I laid in my bed with tears rolling down my face. I didn’t understand why at this moment I was being stabbed, like a knife, with a paralyzing fear of loss. It gripped me unlike any other moment I had ever experienced.
I just had my alone time, winding down time really, and had quietly got into bed, sure not to wake my already sleeping husband. I got under the covers and laid my head on my tempurpedic pillow, it’s totally awesome, and it was immediate; what if something terrible happens to my son when he is on his kids hike this Saturday? Every scenario ran through my head. We live in Alaska. A hike in the wilderness is not just like any other hike. Bears. Moose, even worse. Falling down whatever mountain or steep trail they intend to climb. Getting separated from the group because he needed to tie his shoe or just got a little tired and wanted to rest. Every single scenario.
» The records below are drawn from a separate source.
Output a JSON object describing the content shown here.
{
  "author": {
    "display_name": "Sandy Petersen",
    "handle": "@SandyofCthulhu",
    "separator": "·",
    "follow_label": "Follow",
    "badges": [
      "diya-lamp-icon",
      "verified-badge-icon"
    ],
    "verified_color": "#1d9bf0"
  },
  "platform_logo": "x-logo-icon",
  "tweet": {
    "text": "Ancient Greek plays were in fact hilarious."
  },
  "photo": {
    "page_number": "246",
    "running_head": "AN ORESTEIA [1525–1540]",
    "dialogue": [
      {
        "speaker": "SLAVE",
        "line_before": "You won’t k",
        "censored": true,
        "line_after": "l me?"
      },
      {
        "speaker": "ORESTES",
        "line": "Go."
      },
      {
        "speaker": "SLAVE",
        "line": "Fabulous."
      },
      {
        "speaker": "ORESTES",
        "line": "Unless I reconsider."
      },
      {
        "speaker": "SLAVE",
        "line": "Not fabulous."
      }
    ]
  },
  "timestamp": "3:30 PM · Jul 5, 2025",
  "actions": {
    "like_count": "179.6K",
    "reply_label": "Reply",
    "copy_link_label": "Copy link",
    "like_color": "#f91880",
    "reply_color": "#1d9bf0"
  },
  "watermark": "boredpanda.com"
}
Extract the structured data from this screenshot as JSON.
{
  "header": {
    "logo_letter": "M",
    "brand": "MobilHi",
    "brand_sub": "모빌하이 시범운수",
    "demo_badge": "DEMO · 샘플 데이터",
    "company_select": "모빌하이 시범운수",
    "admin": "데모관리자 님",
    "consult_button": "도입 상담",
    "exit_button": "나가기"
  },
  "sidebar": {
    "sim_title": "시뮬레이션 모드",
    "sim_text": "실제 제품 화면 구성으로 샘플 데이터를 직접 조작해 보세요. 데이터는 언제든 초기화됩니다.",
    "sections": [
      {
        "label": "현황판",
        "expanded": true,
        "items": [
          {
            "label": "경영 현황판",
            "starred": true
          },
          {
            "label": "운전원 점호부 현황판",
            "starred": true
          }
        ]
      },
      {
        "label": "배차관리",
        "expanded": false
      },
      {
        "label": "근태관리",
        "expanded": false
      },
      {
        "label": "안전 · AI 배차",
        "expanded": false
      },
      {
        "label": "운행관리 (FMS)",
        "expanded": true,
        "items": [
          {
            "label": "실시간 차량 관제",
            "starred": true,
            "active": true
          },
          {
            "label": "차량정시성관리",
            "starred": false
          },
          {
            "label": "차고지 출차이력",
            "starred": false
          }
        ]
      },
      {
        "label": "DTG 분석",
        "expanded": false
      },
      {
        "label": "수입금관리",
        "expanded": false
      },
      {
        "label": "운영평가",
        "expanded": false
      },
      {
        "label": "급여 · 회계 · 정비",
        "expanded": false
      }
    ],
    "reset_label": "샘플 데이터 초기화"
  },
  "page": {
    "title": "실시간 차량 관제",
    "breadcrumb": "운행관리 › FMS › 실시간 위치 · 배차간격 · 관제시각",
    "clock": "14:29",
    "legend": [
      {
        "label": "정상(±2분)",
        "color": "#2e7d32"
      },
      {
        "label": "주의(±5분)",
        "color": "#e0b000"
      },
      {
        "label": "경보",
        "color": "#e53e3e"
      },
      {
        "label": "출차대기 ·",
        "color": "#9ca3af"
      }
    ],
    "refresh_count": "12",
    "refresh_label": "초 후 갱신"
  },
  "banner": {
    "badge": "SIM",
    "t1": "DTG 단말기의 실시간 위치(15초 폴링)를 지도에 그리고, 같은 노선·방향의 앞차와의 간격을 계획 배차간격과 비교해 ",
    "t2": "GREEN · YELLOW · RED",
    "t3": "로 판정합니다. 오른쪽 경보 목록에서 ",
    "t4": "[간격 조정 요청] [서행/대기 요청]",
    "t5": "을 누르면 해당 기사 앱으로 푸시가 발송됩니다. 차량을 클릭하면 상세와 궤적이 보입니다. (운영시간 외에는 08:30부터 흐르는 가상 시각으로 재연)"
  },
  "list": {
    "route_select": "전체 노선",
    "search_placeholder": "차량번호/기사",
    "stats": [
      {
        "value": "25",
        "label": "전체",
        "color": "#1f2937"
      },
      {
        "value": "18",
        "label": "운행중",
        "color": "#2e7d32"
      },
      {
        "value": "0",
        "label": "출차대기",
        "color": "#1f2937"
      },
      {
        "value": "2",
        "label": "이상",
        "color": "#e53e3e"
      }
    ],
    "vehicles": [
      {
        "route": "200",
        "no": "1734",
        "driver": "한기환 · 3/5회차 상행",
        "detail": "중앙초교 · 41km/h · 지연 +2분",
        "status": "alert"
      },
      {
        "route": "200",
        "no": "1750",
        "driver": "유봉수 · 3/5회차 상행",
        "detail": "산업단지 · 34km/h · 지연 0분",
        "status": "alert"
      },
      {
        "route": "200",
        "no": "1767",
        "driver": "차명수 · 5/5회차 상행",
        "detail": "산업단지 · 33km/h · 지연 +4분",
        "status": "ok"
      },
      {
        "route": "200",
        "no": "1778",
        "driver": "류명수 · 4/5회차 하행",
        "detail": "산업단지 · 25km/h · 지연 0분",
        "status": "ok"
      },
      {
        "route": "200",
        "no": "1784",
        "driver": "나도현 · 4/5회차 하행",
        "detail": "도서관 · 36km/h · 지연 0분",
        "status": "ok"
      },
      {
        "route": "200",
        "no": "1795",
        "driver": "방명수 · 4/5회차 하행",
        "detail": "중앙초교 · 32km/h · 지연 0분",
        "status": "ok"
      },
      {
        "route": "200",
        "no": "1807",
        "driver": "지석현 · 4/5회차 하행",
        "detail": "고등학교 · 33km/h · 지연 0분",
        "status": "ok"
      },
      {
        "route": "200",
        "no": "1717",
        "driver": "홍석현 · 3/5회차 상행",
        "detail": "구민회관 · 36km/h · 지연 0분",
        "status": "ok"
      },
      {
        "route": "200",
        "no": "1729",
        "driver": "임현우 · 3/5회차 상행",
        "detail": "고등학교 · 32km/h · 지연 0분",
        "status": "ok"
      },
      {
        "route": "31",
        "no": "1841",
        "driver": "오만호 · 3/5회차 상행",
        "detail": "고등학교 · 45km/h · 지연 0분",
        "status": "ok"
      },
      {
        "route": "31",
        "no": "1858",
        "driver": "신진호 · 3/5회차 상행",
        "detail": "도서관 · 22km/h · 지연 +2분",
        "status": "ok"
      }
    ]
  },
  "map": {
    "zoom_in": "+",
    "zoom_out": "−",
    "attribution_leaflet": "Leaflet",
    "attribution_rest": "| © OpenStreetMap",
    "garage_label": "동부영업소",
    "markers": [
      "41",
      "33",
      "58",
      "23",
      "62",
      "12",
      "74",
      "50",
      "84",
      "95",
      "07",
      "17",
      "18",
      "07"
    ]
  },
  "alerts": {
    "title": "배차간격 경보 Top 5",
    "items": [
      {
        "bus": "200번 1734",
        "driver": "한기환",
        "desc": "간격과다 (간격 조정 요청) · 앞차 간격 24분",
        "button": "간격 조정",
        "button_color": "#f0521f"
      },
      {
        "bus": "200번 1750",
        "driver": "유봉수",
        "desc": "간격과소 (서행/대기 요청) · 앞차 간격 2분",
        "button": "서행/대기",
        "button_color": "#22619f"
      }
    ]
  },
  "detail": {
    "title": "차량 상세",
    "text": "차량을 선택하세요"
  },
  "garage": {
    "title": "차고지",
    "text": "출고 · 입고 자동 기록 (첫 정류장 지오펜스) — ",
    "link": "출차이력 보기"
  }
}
I am not usually a woman that is gripped by fear, but my biggest is that I lose one of my children in death in some tragic way; I guess there is nothing but tragedy in the loss of a child. As the tears loped down my cheeks I cried out in silent prayer, “Lord, please keep my children safe. Keep them healthy and thank you for loaning them to me while on this earth.” I had no good words. Just simple, plain words that I knew anyone who would hear them would understand my mother’s heart. (As you can see in the picture my little man had a GREAT time and made it home safe.)
God never intended for us to be fearful of this world. In Isaiah 41:10 is says, “So do not fear, for I am with you; do not be dismayed, for I am your God. I will strengthen you and help you; I will uphold you with my righteous right hand” (NIV). God promises in this very verse to never leave us and to always be with us. He is our strength when we are weak (Isaiah 12:2). I was weak in that moment last night. As soon as I prayed and handed over my fear of losing my son to God, my body and mind calmed and I drifted off to sleep. I slept well and woke earlier than normal feeling rejuvenated and ready for a new day. Not always does it happen that way, but God knew that I just needed a little more of him last night in my failing humanity.
Lord, I hand my fears to you and trust your perfect plan and path for my life. My children and husband are not mine. They belong to you. You have graciously loaned them to me while I live on this earth. I trust the plan you have for their lives with my whole heart. Remind me of Isaiah 12:2 when I start to feel afraid, “Surely God is my salvation; I will trust and not be afraid. The LORD, the LORD, is my strength and my song; he has become my salvation.” In Jesus’ name, amen.